Todo eso llegó a formar parte de mi plan, del plan de un hombre imbécil y ridículo que perseguía una obsesión porque temía que no todo tuviera un final. Era mi hoja de ruta, esa misma que se fue pudriendo con el tiempo, como las predicciones de los horóscopos, los recuerdos y todo aquello que amas o detestas.

2

Mi padre era un lugar perdido en su mente. Un montón de recuerdos destruidos por una proteína que se adhería a sus neuronas y una vida borrada que aún respiraba.

Mi padre era alzhéimer.

La noche del aeropuerto internacional de Sheremetievo, quise hablar con él y pedirle una explicación. Tal vez él pudiera aclararme por qué su único hijo estaba vagando solo por los pasillos de un lugar tan impersonal tras decirle a una mujer que la quería para siempre, para toda la vida.

Me senté en una sala llena de pantallas y observé mi teléfono móvil.

Con esa nube confusa en mi cabeza que mezclaba los ojos azules de Masha (en los que podía ver el mar) y el olor a lejía de la madrugada, busqué su número en la agenda. Lo busqué por la «P». Por la «P» de «progenitor». Porque mi padre siempre se consideró más bien eso: un progenitor, que es parecido, pero no es igual.

Cuando empecé a marcar su número, no solo olvidé que mi padre ya no sabía responder al sonido de un teléfono, que nisiquiera era capaz de identificarlo, sino que tampoco recordé que nunca había tenido la suficiente confianza con él como para pedirle una explicación o un consejo. Me convertí en un lugar común.
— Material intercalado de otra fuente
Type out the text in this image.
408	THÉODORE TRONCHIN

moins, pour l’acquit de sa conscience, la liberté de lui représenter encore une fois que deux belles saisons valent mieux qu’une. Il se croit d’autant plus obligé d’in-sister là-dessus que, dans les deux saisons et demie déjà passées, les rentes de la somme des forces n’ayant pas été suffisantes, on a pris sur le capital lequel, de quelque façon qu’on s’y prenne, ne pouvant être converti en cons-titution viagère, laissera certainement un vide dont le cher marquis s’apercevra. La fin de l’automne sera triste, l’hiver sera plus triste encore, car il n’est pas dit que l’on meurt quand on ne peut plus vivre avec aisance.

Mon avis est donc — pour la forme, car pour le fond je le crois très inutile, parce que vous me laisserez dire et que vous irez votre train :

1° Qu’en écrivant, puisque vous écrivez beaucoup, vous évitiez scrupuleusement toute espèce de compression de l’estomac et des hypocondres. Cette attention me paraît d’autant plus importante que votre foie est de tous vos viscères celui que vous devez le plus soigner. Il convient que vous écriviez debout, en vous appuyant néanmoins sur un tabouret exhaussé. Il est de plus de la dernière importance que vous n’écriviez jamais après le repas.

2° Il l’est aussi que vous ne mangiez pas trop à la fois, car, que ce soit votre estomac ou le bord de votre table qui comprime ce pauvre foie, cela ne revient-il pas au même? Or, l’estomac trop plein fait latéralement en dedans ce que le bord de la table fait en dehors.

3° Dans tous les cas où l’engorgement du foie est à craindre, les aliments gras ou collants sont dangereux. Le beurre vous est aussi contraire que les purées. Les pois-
Fui como un acto reflejo o un consejo de galleta de la suerte: «Uno siempre debe escuchar la voz de la experiencia».

Así pues, si tiempo después busqué una respuesta en las páginas de los periódicos que hablaban de astros y horóscopos, o en la vida y las palabras de gente a la que apenas conocía, aquella noche mi primer impulso fue buscarla en el origen de todo mal y todo bien: en el padre.
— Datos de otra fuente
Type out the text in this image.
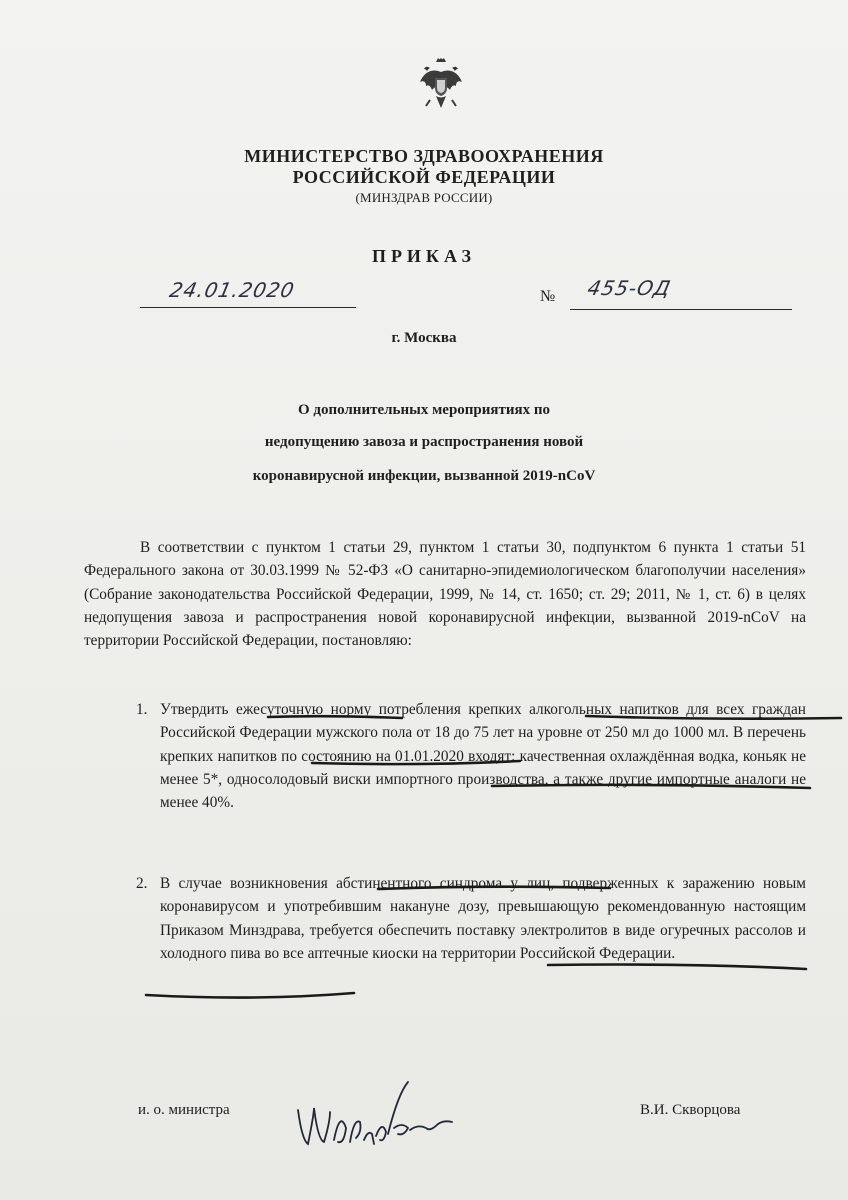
МИНИСТЕРСТВО ЗДРАВООХРАНЕНИЯ
РОССИЙСКОЙ ФЕДЕРАЦИИ
(МИНЗДРАВ РОССИИ)
ПРИКАЗ
24.01.2020	№ 455-ОД
г. Москва
О дополнительных мероприятиях по
недопущению завоза и распространения новой
коронавирусной инфекции, вызванной 2019-nCoV

В соответствии с пунктом 1 статьи 29, пунктом 1 статьи 30, подпунктом 6 пункта 1 статьи 51 Федерального закона от 30.03.1999 № 52-ФЗ «О санитарно-эпидемиологическом благополучии населения» (Собрание законодательства Российской Федерации, 1999, № 14, ст. 1650; ст. 29; 2011, № 1, ст. 6) в целях недопущения завоза и распространения новой коронавирусной инфекции, вызванной 2019-nCoV на территории Российской Федерации, постановляю:

1. Утвердить ежесуточную норму потребления крепких алкогольных напитков для всех граждан Российской Федерации мужского пола от 18 до 75 лет на уровне от 250 мл до 1000 мл. В перечень крепких напитков по состоянию на 01.01.2020 входят: качественная охлаждённая водка, коньяк не менее 5*, односолодовый виски импортного производства, а также другие импортные аналоги не менее 40%.
2. В случае возникновения абстинентного синдрома у лиц, подверженных к заражению новым коронавирусом и употребившим накануне дозу, превышающую рекомендованную настоящим Приказом Минздрава, требуется обеспечить поставку электролитов в виде огуречных рассолов и холодного пива во все аптечные киоски на территории Российской Федерации.
и. о. министра	В.И. Скворцова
Porque eso dicen y eso se hace.

Cuando presioné el botón de llamada, una sucesión de números, algoritmos y ondas se puso en funcionamiento a través del espacio para que yo pudiera entender qué hacía allí esa noche, fracasado mi gran viaje de amor.

Sin embargo, toda la ciencia del mundo aún no es capaz de hacer que cuando las neuronas de un padre se mueren tenga sentido marcar un número que ya no responde. Digan lo que digan los lugares comunes o los consejos de mercadillo. «El teléfono marcado no existe o está fuera de cobertura». Esa fue la respuesta. Y supongo que así era, porque, efectiva e irónicamente, mi padre estaba fuera de cobertura. Y puede que en cierto modo ya no existiera.

Al colgar el teléfono, miré a mi alrededor: en otro banco de madera, vi a una pareja. Supuse que también ellos esperaban a que un avión los llevara bien lejos cuando amaneciera; tal vez también habían perdido su vuelo. La chica dormitaba sobre el regazo del hombre, que le acariciaba el cabello moreno y largo que caía sobre las rodillas de él como en una cascada de un cuento de princesas y dragones.

Eso pensé, con esas palabras resonando en mi cabeza: cuento, princesas, cascadas, dragones.